You tell em’ Al!! Even during the civil rights movement and all the protests that occurred there, white or black churches did very little all those years ago to work against racial injustice or poverty. It was northern churches that led the way, just like in abolition. California always seems like such a bipolar state! Unlike our steady little Indiana..who did surprise the rest of the country by electing Obama, but not me. I always knew we had this kind of centrist calmness at our core.
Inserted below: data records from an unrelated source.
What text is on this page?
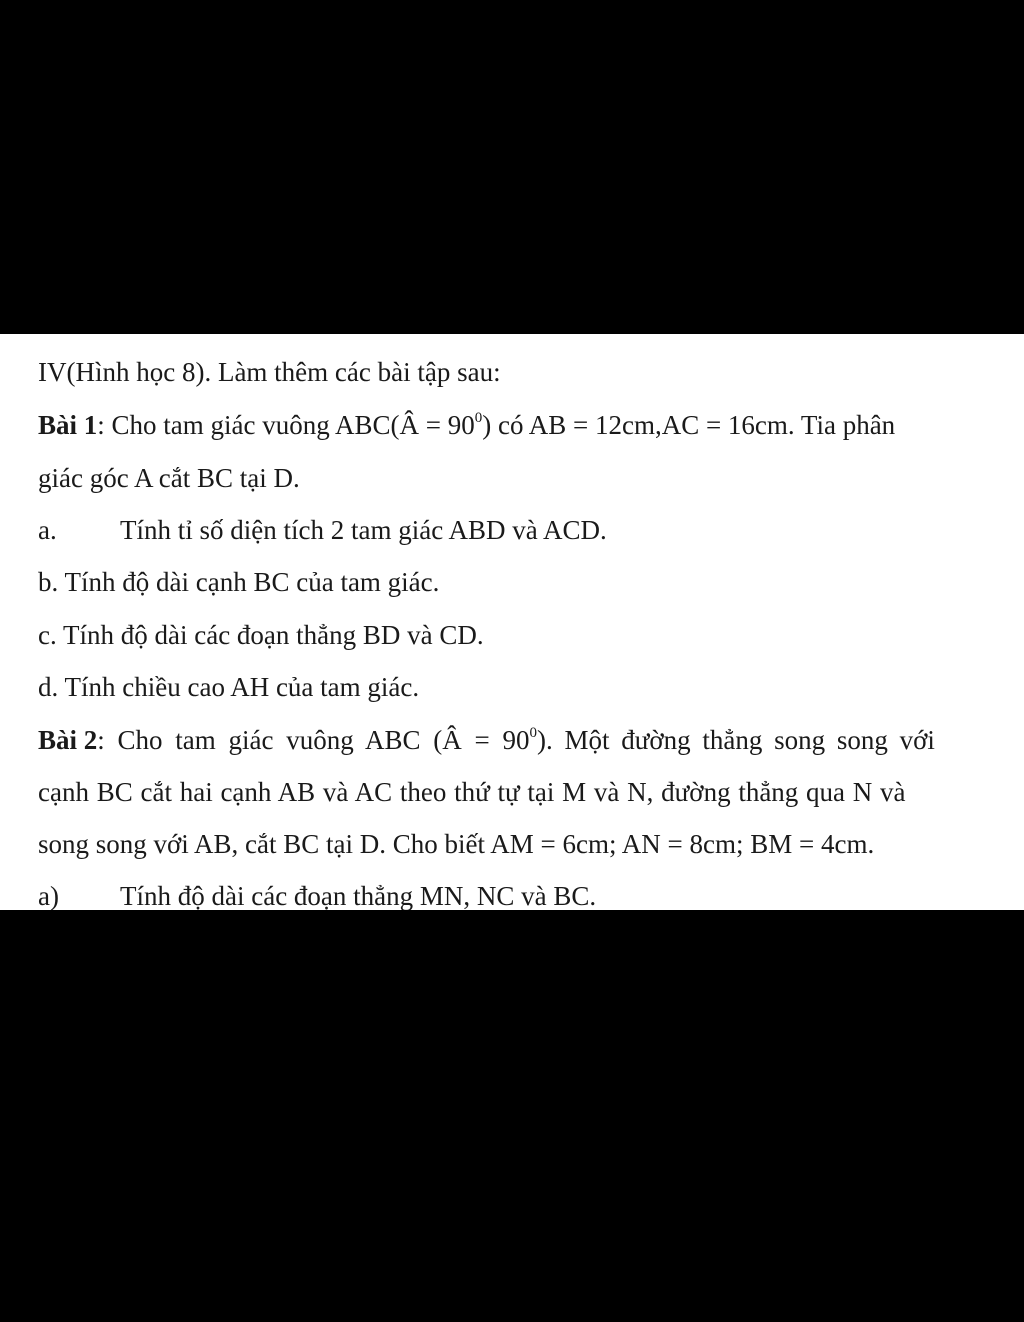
IV(Hình học 8). Làm thêm các bài tập sau:
Bài 1: Cho tam giác vuông ABC(Â = $90^0$) có AB = 12cm,AC = 16cm. Tia phân
giác góc A cắt BC tại D.
a. Tính tỉ số diện tích 2 tam giác ABD và ACD.
b. Tính độ dài cạnh BC của tam giác.
c. Tính độ dài các đoạn thẳng BD và CD.
d. Tính chiều cao AH của tam giác.
Bài 2: Cho tam giác vuông ABC (Â = $90^0$). Một đường thẳng song song với
cạnh BC cắt hai cạnh AB và AC theo thứ tự tại M và N, đường thẳng qua N và
song song với AB, cắt BC tại D. Cho biết AM = 6cm; AN = 8cm; BM = 4cm.
a) Tính độ dài các đoạn thẳng MN, NC và BC.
Midwestern pragmatism at it’s best.

14 01 2009

NYT reports the first female head of a denomination — a liberal one — will deliver the sermon for the national prayer service:

“We really emphasize the responsibility as well as the freedom of individuals within the church to study Scripture to prayerfully pursue their own spiritual journey,” Ms. Watkins said. “That means we end up being incredibly diverse politically, theologically and socially.

“Coming out of that context, the kind of message I want to reflect on is the deeper unity we have as a human family,” she said of the sermon she planned to deliver at the National Cathedral.

Also the famous gay bishop and his partner are included:

Bishop Robinson said he might address the prayer to “the God of our many understandings,” language that he said he learned from the 12-step program he attended for his alcohol addiction.

Bishop Robinson said that his partner of more than 20 years, Mark Andrew, would accept the Obama team’s invitation to join him in attending several inaugural events. The two had a civil union ceremony last summer in a New Hampshire church.

Evan Wolfson, executive director of the gay rights group Freedom to Marry, said the choice of Bishop Robinson to deliver the invocation at an inaugural event was “a very powerful statement.” But, Mr. Wolfson added, “at the end of the day, policy is more important than who stands at the inauguration.”